La massima libertà economica animata da forze d’interessi impetuosi, primordiali come quelle della natura, ha svolto la ricchezza in modo mirabile e colossale, ma anche in ogni forma d’affari ha esplicato i giuochi più sfrenati e vituperevoli. Il Presidente Roosevelt si domanda se questi mali siano gli inevitabili compagni di tanta potenza economica c con ragione non si rassegna a crederlo; sarebbe la vittoria del socialismo o di qualsiasi altra dottrina dissolvitrice dell’ordine sociale se fossero inevitabili cotali macchie nel corso dell’evoluzione economica, e il Presidente ha ragione quando assomiglia i giuochi di Borsa in uso negli Stati Uniti ai giuochi di azzardo, alle alee del lotto e li giudica ugualmente perniciosi alle umane società. Ma se la critica è potente, la ricerca dei rimedi è ancora immatura. II Presidente invoca l’esempio della legislazione sulle Borse della
Germania, che ora gli stessi tedeschi desiderano temperare ed è più splendido che pratico quando vorrebbe rifiutare ai giuochi di Borsa l’uso del telegrafo e del telefono, come negli Stati Uniti si rifiuta alle lotterie. La verità è che nessun paese più degli Stati Uniti ha così ignobilmente peccato nelle speculazioni di Borsa; dall’eccesso del male è uscita ora la pena del discredito, il quale rappresenta una forma di sanzione penale spontanea di fronte all’impotenza di provvedimenti più efficaci e di istituti risanatori.

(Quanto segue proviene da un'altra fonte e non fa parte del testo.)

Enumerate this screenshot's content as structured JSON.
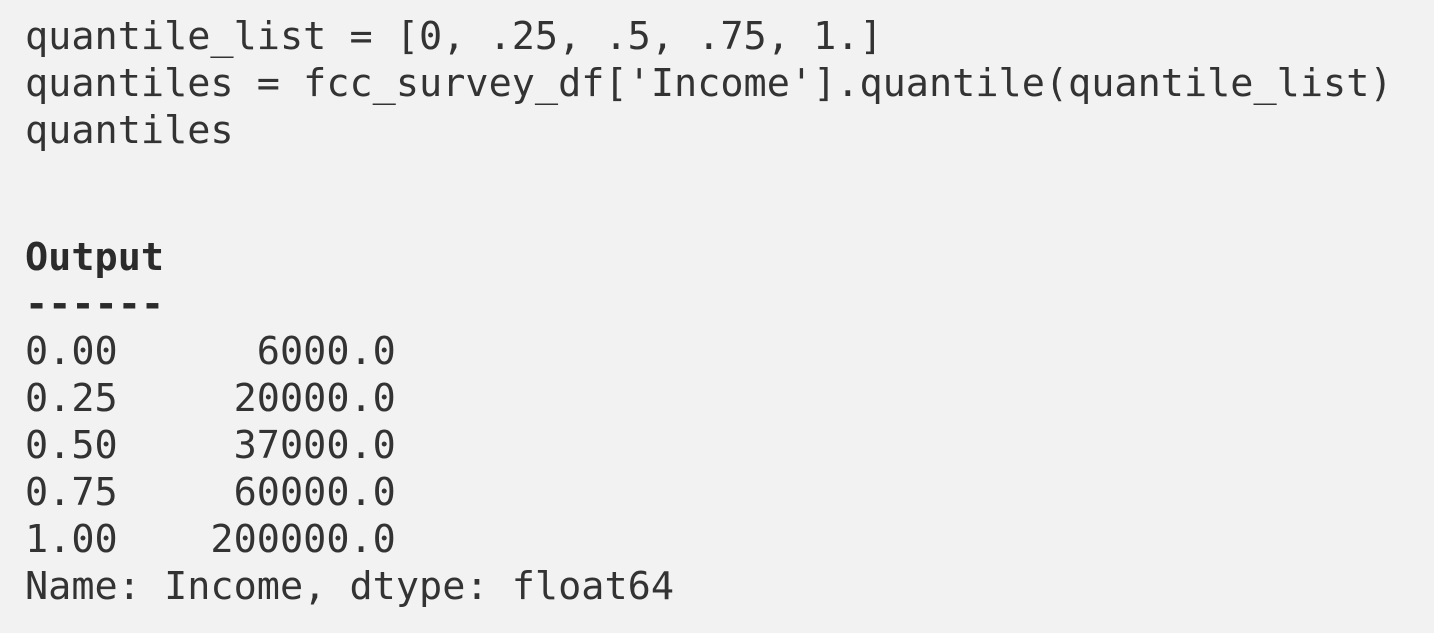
{
  "code": {
    "lines": [
      "quantile_list = [0, .25, .5, .75, 1.]",
      "quantiles = fcc_survey_df['Income'].quantile(quantile_list)",
      "quantiles"
    ]
  },
  "output": {
    "label": "Output",
    "rule": "------",
    "rows": [
      "0.00      6000.0",
      "0.25     20000.0",
      "0.50     37000.0",
      "0.75     60000.0",
      "1.00    200000.0"
    ],
    "footer": "Name: Income, dtype: float64"
  }
}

Ed è doloroso che il Presidente, il quale ha così limpido il senso morale e così poderosa la parola per significarlo, non si avveda che un ordinamento tanto vizioso delle Banche di emissione contribuisce ad alimentare o ad accrescere quei giuochi iniqui di Borsa, i quali, come ebbi occasione di dichiarare in questo stesso giornale, non impegnano né il lavoro, né il capitale, ma l’onore che non si ha. Le leggi penali sugli affari di Borsa, le definizioni sulle operazioni lecite e illecite, le vigilanze più assidue dello Stato sono meno idonee di un retto ordinamento bancario a risanare il mondo degli affari. Se il Roosevelt così forte e popolare potesse riuscire a fondare negli Stati Uniti una Banca di emissione sullo stesso tipo di quelle delle principali d’Europa, gioverebbe meglio che colle sue encicliche finanziarie a purificare l’ambiente degli affari!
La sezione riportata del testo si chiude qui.